2) It's not stable. Janeway left for her fateful trip from DS9, the station guarding the wormhole mouth. Just weeks prior, the commander of that station had sworn to blow up the wormhole at the first sign of enemy action, and had in fact done so in a simulation he mistook for reality.
3) It's guarded by the most vicious enemy the Federation has encountered so far. The presence of enemies or threats in other directions is speculation, and those threats can be sidestepped if need be. The presence of a powerful enemy at the Bajoran wormhole is dead certain, and Janeway would have to sail right into that enemy.
4) If it exists, odds are that other wormholes exist as well. Any other wormhole would be superior to the Bajoran one, which suffers from the above three damning faults that render it useless for an Ocampa/Earth trip.

It might be a tie-in between VOY and DS9, yeah. But that would be a bad thing, since it would imply that everything in the Trek universe ties together in a rather petty way. Why focus on this single wormhole out of the dozens that must be out there? Or the dozens if not hundreds of even more interesting ways by which Janeway could get home?

Timo Saloniemi
 
1) It's not half the distance. The only canonical information we have on the distance is the first map shown upthread, and there it's 6/7 of the distance, plus the wormhole traverse itself, hence 13/7 of the distance. "Half"? More like twice!

Even in that map the distance is shorter and aviods borg space. The journey from Gamma Quadrant to Alpha Quadrant is a few minutes. The wormhole doesn't take decades to transport people.

2) It's not stable. Janeway left for her fateful trip from DS9, the station guarding the wormhole mouth. Just weeks prior, the commander of that station had sworn to blow up the wormhole at the first sign of enemy action, and had in fact done so in a simulation he mistook for reality.

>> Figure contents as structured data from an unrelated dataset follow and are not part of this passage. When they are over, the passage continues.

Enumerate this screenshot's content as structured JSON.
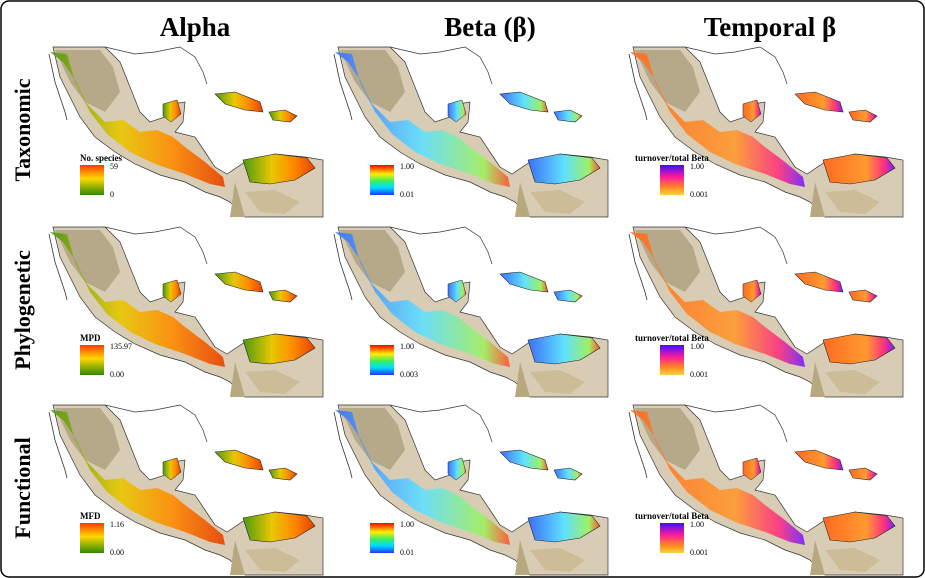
{
  "columns": [
    "Alpha",
    "Beta (β)",
    "Temporal β"
  ],
  "rows": [
    "Taxonomic",
    "Phylogenetic",
    "Functional"
  ],
  "panels": [
    [
      {
        "legend": {
          "title": "No. species",
          "max": "59",
          "min": "0"
        }
      },
      {
        "legend": {
          "max": "1.00",
          "min": "0.01"
        }
      },
      {
        "legend": {
          "title": "turnover/total Beta",
          "max": "1.00",
          "min": "0.001"
        }
      }
    ],
    [
      {
        "legend": {
          "title": "MPD",
          "max": "135.97",
          "min": "0.00"
        }
      },
      {
        "legend": {
          "max": "1.00",
          "min": "0.003"
        }
      },
      {
        "legend": {
          "title": "turnover/total Beta",
          "max": "1.00",
          "min": "0.001"
        }
      }
    ],
    [
      {
        "legend": {
          "title": "MFD",
          "max": "1.16",
          "min": "0.00"
        }
      },
      {
        "legend": {
          "max": "1.00",
          "min": "0.01"
        }
      },
      {
        "legend": {
          "title": "turnover/total Beta",
          "max": "1.00",
          "min": "0.001"
        }
      }
    ]
  ]
}
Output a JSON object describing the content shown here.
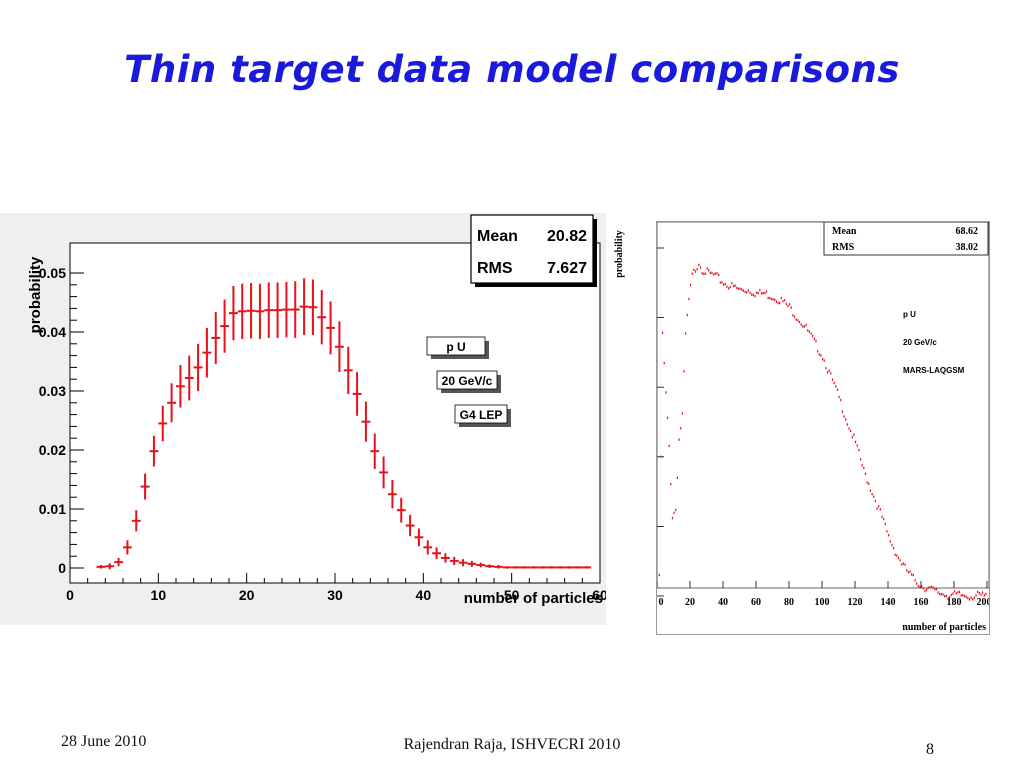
{
  "slide": {
    "title": "Thin target data model comparisons",
    "footer_date": "28 June 2010",
    "footer_author": "Rajendran Raja, ISHVECRI 2010",
    "page_number": "8"
  },
  "chart_data": [
    {
      "type": "scatter",
      "subtype": "histogram-with-error-bars",
      "ylabel": "probability",
      "xlabel": "number of particles",
      "xlim": [
        0,
        60
      ],
      "ylim": [
        0,
        0.05
      ],
      "x_ticks": [
        "0",
        "10",
        "20",
        "30",
        "40",
        "50",
        "60"
      ],
      "y_ticks": [
        "0",
        "0.01",
        "0.02",
        "0.03",
        "0.04",
        "0.05"
      ],
      "color": "#e8101a",
      "stats": [
        {
          "label": "Mean",
          "value": "20.82"
        },
        {
          "label": "RMS",
          "value": "7.627"
        }
      ],
      "annotations": [
        "p U",
        "20 GeV/c",
        "G4 LEP"
      ],
      "series": [
        {
          "x": [
            3,
            4,
            5,
            6,
            7,
            8,
            9,
            10,
            11,
            12,
            13,
            14,
            15,
            16,
            17,
            18,
            19,
            20,
            21,
            22,
            23,
            24,
            25,
            26,
            27,
            28,
            29,
            30,
            31,
            32,
            33,
            34,
            35,
            36,
            37,
            38,
            39,
            40,
            41,
            42,
            43,
            44,
            45,
            46,
            47,
            48,
            49,
            50,
            51,
            52,
            53,
            54,
            55,
            56,
            57,
            58
          ],
          "y": [
            0.0002,
            0.0003,
            0.001,
            0.0035,
            0.008,
            0.0138,
            0.0198,
            0.0245,
            0.028,
            0.0308,
            0.0322,
            0.034,
            0.0365,
            0.039,
            0.041,
            0.0432,
            0.0435,
            0.0436,
            0.0435,
            0.0437,
            0.0437,
            0.0438,
            0.0438,
            0.0443,
            0.0442,
            0.0425,
            0.0407,
            0.0375,
            0.0335,
            0.0295,
            0.0248,
            0.0198,
            0.0162,
            0.0125,
            0.0098,
            0.0072,
            0.0052,
            0.0035,
            0.0025,
            0.0017,
            0.0012,
            0.0009,
            0.0007,
            0.0005,
            0.0003,
            0.0002,
            0.0001,
            0.0001,
            0.0001,
            0.0001,
            0.0001,
            0.0001,
            0.0001,
            0.0001,
            0.0001,
            0.0001
          ],
          "err": [
            0.0003,
            0.0005,
            0.0007,
            0.0012,
            0.0018,
            0.0022,
            0.0026,
            0.003,
            0.0033,
            0.0036,
            0.0038,
            0.004,
            0.0042,
            0.0044,
            0.0045,
            0.0046,
            0.0047,
            0.0047,
            0.0047,
            0.0047,
            0.0047,
            0.0047,
            0.0048,
            0.0048,
            0.0047,
            0.0046,
            0.0045,
            0.0043,
            0.004,
            0.0037,
            0.0034,
            0.003,
            0.0027,
            0.0024,
            0.0021,
            0.0018,
            0.0015,
            0.0012,
            0.001,
            0.0008,
            0.0007,
            0.0006,
            0.0005,
            0.0004,
            0.0003,
            0.0003,
            0.0002,
            0.0002,
            0.0002,
            0.0002,
            0.0002,
            0.0002,
            0.0002,
            0.0002,
            0.0002,
            0.0002
          ]
        }
      ]
    },
    {
      "type": "scatter",
      "ylabel": "probability",
      "xlabel": "number of particles",
      "xlim": [
        0,
        200
      ],
      "ylim": [
        0,
        0.011
      ],
      "x_ticks": [
        "0",
        "20",
        "40",
        "60",
        "80",
        "100",
        "120",
        "140",
        "160",
        "180",
        "200"
      ],
      "y_ticks": [
        "0",
        "0.002",
        "0.004",
        "0.006",
        "0.008",
        "0.01"
      ],
      "color": "#e8101a",
      "stats": [
        {
          "label": "Mean",
          "value": "68.62"
        },
        {
          "label": "RMS",
          "value": "38.02"
        }
      ],
      "annotations": [
        "p U",
        "20 GeV/c",
        "MARS-LAQGSM"
      ],
      "series": [
        {
          "x": [
            1,
            3,
            5,
            7,
            9,
            11,
            13,
            15,
            17,
            19,
            21,
            23,
            25,
            27,
            30,
            35,
            40,
            45,
            50,
            55,
            60,
            65,
            70,
            75,
            80,
            85,
            90,
            95,
            100,
            105,
            110,
            115,
            120,
            125,
            130,
            135,
            140,
            145,
            150,
            155,
            160,
            165,
            170,
            175,
            180,
            185,
            190,
            195,
            200
          ],
          "y": [
            0.0005,
            0.0075,
            0.0058,
            0.0043,
            0.0023,
            0.0025,
            0.0045,
            0.0052,
            0.0075,
            0.0085,
            0.0092,
            0.0094,
            0.0096,
            0.0094,
            0.0093,
            0.0092,
            0.009,
            0.0089,
            0.0088,
            0.0088,
            0.0087,
            0.0087,
            0.0086,
            0.0085,
            0.0083,
            0.008,
            0.0077,
            0.0073,
            0.0069,
            0.0063,
            0.0057,
            0.005,
            0.0044,
            0.0036,
            0.003,
            0.0024,
            0.0017,
            0.0012,
            0.0008,
            0.0005,
            0.0003,
            0.0002,
            0.0001,
            5e-05,
            3e-05,
            2e-05,
            1e-05,
            1e-05,
            0.0
          ]
        }
      ]
    }
  ]
}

No Sisko destroyed the wormhole in the dream when the Federation gave away DS9 and Bajor to the Dominion and started a war with the Romulans. A disastrous event. He was very adamant otherwise that the wormhole should be kept open and explored because the region of space near the wormhole isn't Dominion territory. He even threathened to attack the Romulans when they wanted to close the wormhole.
3) It's guarded by the most vicious enemy the Federation has encountered so far. The presence of enemies or threats in other directions is speculation, and those threats can be sidestepped if need be. The presence of a powerful enemy at the Bajoran wormhole is dead certain, and Janeway would have to sail right into that enemy.

The Wormhole wasn't guarded by the Dominion. There area was far from the wormhole. They just didn't like people coming on their side. People who they had no control over.

4) If it exists, odds are that other wormholes exist as well. Any other wormhole would be superior to the Bajoran one, which suffers from the above three damning faults that render it useless for an Ocampa/Earth trip.

Yeah maybe they exist. But how can you tell where they are going? Do you traveling 70 years for a maybe when you know that a stable and artificial wormhole to AQ already exists?

It might be a tie-in between VOY and DS9, yeah. But that would be a bad thing, since it would imply that everything in the Trek universe ties together in a rather petty way. Why focus on this single wormhole out of the dozens that must be out there? Or the dozens if not hundreds of even more interesting ways by which Janeway could get home?

Timo Saloniemi

The only way Janeway could get home in 7 years was in a stupid way and surprise surprise it was in a really stupid way. How many times did they jump thousands of light years? If they can do that then why is a pain in the neck for a ship in the AQ to travel 300 light years.


Besides TNG/DS9/VOY already tied themselves together. The Cardassian Border wars/ Maquis is the one storyline that is featured and expanded on all three series.